Nassau County concentrations: Levittown, Hicksville, Westbury, Hempstead, Uniondale, Elmont, Valley Stream. Suffolk County: West Babylon, Bay Shore, Brentwood, Central Islip, Huntington Station. Pre-war neighborhoods in established communities — Garden City, Rockville Centre, Freeport — also have significant concentrations of original Transite siding.
What To Do Before Any Siding Work
Before any siding replacement, repair, or power washing project on a pre-1975 Long Island home, have the existing siding tested by a NYS-licensed asbestos investigator. If the siding tests positive, abatement must precede any removal work. Upper Restoration serves all of Nassau and Suffolk County and the five boroughs for asbestos siding testing, abatement, and post-abatement clearance. See our asbestos removal cost guide for 2026 siding abatement pricing, review our Long Island asbestos abatement services, or schedule a free consultation.
Frequently Asked Questions: Asbestos Cement Siding
How do I know if my house has asbestos cement siding?
Visual indicators include uniform gray color, shingle-format panels approximately 12 inches tall installed in overlapping horizontal rows, nail holes with rust staining below them, and a dense, non-wood surface texture. Homes built between 1930 and 1975 in Long Island’s postwar developments are high-probability sites. The only definitive confirmation is laboratory testing of a panel sample by a licensed asbestos investigator.
Is it safe to paint over asbestos cement siding?
Painting intact asbestos cement siding — without sanding, scraping, or power washing — is generally considered an encapsulation approach and is lower risk than removal. However, any preparation work that involves sanding, wire brushing, or pressure washing intact panels creates fiber release and requires licensed abatement handling. Consult a NYS-licensed asbestos contractor before any surface preparation work on suspected asbestos siding.
Can vinyl siding be installed over asbestos cement siding?
In some cases, vinyl siding can be installed over intact asbestos cement siding as an encapsulation approach, leaving the asbestos material undisturbed. This requires that the existing siding be structurally sound and that no cutting, removal, or disturbance of the asbestos panels occurs during installation. This approach should be reviewed with both a licensed asbestos contractor and a siding contractor before proceeding.
What is Transite siding?
Transite was a brand name for asbestos cement building products manufactured by Johns-Manville. Transite siding consists of Portland cement reinforced with chrysotile asbestos fibers, pressed into flat sheets or shingle panels. It was widely used for residential and commercial exterior cladding from the 1930s through the late 1970s. The Transite name appears on labels occasionally still found on sheltered panels.

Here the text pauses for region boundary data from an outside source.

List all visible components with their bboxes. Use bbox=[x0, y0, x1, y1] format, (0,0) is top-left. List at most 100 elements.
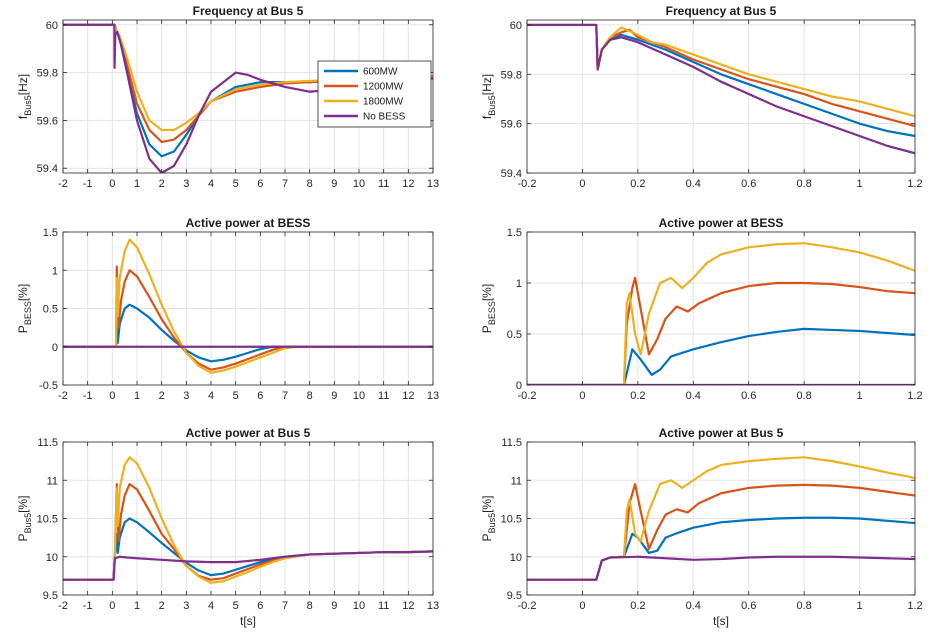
y-tick-label: 10.5 bbox=[37, 514, 58, 526]
x-tick-label: 5 bbox=[233, 178, 239, 190]
panel-3: -2 -1 0 1 2 3 4 5 6 7 8 9 10 11 12 13-0.500.511.5Active… bbox=[16, 216, 439, 402]
x-tick-label: 1 bbox=[857, 390, 863, 402]
y-tick-label: 10.5 bbox=[501, 514, 522, 526]
x-tick-label: 7 bbox=[282, 390, 288, 402]
x-tick-label: 0.8 bbox=[796, 600, 811, 612]
y-axis-label-unit: [%] bbox=[480, 284, 494, 301]
y-tick-label: -0.5 bbox=[39, 380, 58, 392]
x-tick-label: 2 bbox=[159, 390, 165, 402]
panel-5: -2 -1 0 1 2 3 4 5 6 7 8 9 10 11 12 139.51010.51111.5Act… bbox=[16, 426, 439, 628]
x-tick-label: 1.2 bbox=[907, 178, 922, 190]
x-tick-label: 0 bbox=[579, 600, 585, 612]
y-tick-label: 10 bbox=[510, 552, 522, 564]
x-tick-label: -2 bbox=[58, 390, 68, 402]
x-tick-label: 0.6 bbox=[741, 390, 756, 402]
x-tick-label: 12 bbox=[402, 178, 414, 190]
x-tick-label: 0.6 bbox=[741, 178, 756, 190]
x-tick-label: 0.4 bbox=[686, 600, 701, 612]
y-tick-label: 1 bbox=[52, 265, 58, 277]
series-line-no-bess bbox=[527, 555, 915, 581]
x-tick-label: 0.8 bbox=[796, 390, 811, 402]
x-tick-label: 12 bbox=[402, 600, 414, 612]
series-line-600mw bbox=[63, 303, 433, 363]
panel-title: Frequency at Bus 5 bbox=[193, 4, 304, 18]
y-axis-label-subscript: BESS bbox=[487, 301, 497, 325]
y-axis-label: fBus5[Hz] bbox=[480, 74, 497, 119]
y-tick-label: 1 bbox=[516, 278, 522, 290]
panel-2: -0.2 0 0.2 0.4 0.6 0.8 1 1.2 59.4 59.6 59.8 60 Frequ… bbox=[480, 4, 923, 190]
y-axis-label-main: f bbox=[16, 115, 30, 119]
y-axis-label: fBus5[Hz] bbox=[16, 74, 33, 119]
y-tick-label: 60 bbox=[510, 20, 522, 32]
x-tick-label: 0 bbox=[109, 390, 115, 402]
x-tick-label: 2 bbox=[159, 600, 165, 612]
x-tick-label: 11 bbox=[378, 178, 389, 190]
x-tick-label: 0 bbox=[579, 178, 585, 190]
y-tick-label: 0 bbox=[52, 342, 58, 354]
y-axis-label-main: P bbox=[480, 325, 494, 333]
y-axis-label-unit: [%] bbox=[16, 284, 30, 301]
x-tick-label: 6 bbox=[257, 178, 263, 190]
x-tick-label: 8 bbox=[307, 600, 313, 612]
y-tick-label: 9.5 bbox=[43, 590, 58, 602]
x-tick-label: 1 bbox=[134, 600, 140, 612]
y-tick-label: 11 bbox=[511, 475, 522, 487]
panel-title: Active power at Bus 5 bbox=[186, 426, 311, 440]
y-tick-label: 59.4 bbox=[501, 168, 522, 180]
series-line-1200mw bbox=[63, 265, 433, 371]
x-tick-label: 0.2 bbox=[630, 390, 645, 402]
series-line-1800mw bbox=[527, 242, 915, 385]
y-axis-label-main: P bbox=[16, 325, 30, 333]
y-tick-label: 60 bbox=[46, 20, 58, 32]
x-tick-label: 1.2 bbox=[907, 390, 922, 402]
series-line-no-bess bbox=[63, 550, 433, 581]
x-tick-label: 4 bbox=[208, 600, 214, 612]
x-axis-label: t[s] bbox=[713, 614, 729, 628]
y-axis-label: PBus5[%] bbox=[480, 496, 497, 542]
x-tick-label: 0.6 bbox=[741, 600, 756, 612]
y-tick-label: 59.4 bbox=[37, 163, 58, 175]
plot-area bbox=[527, 232, 915, 385]
x-tick-label: 0 bbox=[109, 600, 115, 612]
x-tick-label: 8 bbox=[307, 390, 313, 402]
x-tick-label: 13 bbox=[427, 390, 439, 402]
x-tick-label: 8 bbox=[307, 178, 313, 190]
panel-title: Active power at Bus 5 bbox=[659, 426, 784, 440]
x-tick-label: 11 bbox=[378, 600, 389, 612]
x-tick-label: 13 bbox=[427, 178, 439, 190]
y-tick-label: 59.8 bbox=[501, 69, 522, 81]
x-tick-label: 0.4 bbox=[686, 390, 701, 402]
x-tick-label: -0.2 bbox=[518, 178, 537, 190]
y-axis-label-subscript: Bus5 bbox=[487, 95, 497, 116]
series-line-no-bess bbox=[527, 23, 915, 155]
x-tick-label: -1 bbox=[83, 390, 93, 402]
y-axis-label: PBus5[%] bbox=[16, 496, 33, 542]
y-axis-label-main: P bbox=[16, 533, 30, 541]
x-tick-label: 3 bbox=[183, 390, 189, 402]
x-tick-label: 0.2 bbox=[630, 600, 645, 612]
x-tick-label: 1.2 bbox=[907, 600, 922, 612]
y-axis-label: PBESS[%] bbox=[480, 284, 497, 333]
y-tick-label: 11.5 bbox=[501, 437, 522, 449]
legend-entry-label: 1800MW bbox=[363, 97, 404, 108]
y-tick-label: 0.5 bbox=[43, 304, 58, 316]
y-axis-label-subscript: BESS bbox=[23, 301, 33, 325]
x-tick-label: 12 bbox=[402, 390, 414, 402]
y-tick-label: 11 bbox=[47, 475, 58, 487]
x-tick-label: 6 bbox=[257, 390, 263, 402]
x-tick-label: 5 bbox=[233, 390, 239, 402]
y-tick-label: 59.6 bbox=[37, 115, 58, 127]
x-tick-label: 0.8 bbox=[796, 178, 811, 190]
axes-box bbox=[526, 231, 916, 386]
axes-box bbox=[526, 19, 916, 174]
x-tick-label: 4 bbox=[208, 390, 214, 402]
y-tick-label: 1.5 bbox=[507, 227, 522, 239]
legend-entry-label: No BESS bbox=[363, 112, 406, 123]
y-axis-label-unit: [Hz] bbox=[480, 74, 494, 95]
y-tick-label: 0 bbox=[516, 380, 522, 392]
panel-title: Active power at BESS bbox=[659, 216, 784, 230]
x-tick-label: 1 bbox=[857, 600, 863, 612]
x-tick-label: -2 bbox=[58, 178, 68, 190]
x-tick-label: -0.2 bbox=[518, 600, 537, 612]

How much does asbestos cement siding removal cost on Long Island?
Asbestos cement siding removal on Long Island typically runs $8,000 to $20,000 for a standard ranch or cape cod, depending on the square footage of siding, number of stories, and whether the siding is directly accessible or covered by a later layer of vinyl or aluminum. See our full asbestos removal cost guide for 2026 pricing by project type.
Is there asbestos siding under my vinyl siding?
Possibly. A significant number of Long Island homes had vinyl or aluminum siding installed over original asbestos cement siding in the 1970s and 1980s. If your home was built before 1970 and currently has vinyl or aluminum siding, the pre-renovation assessment for any siding project should include lifting or cutting a small section of the outer cladding to inspect what is underneath — and testing if asbestos cement siding is found.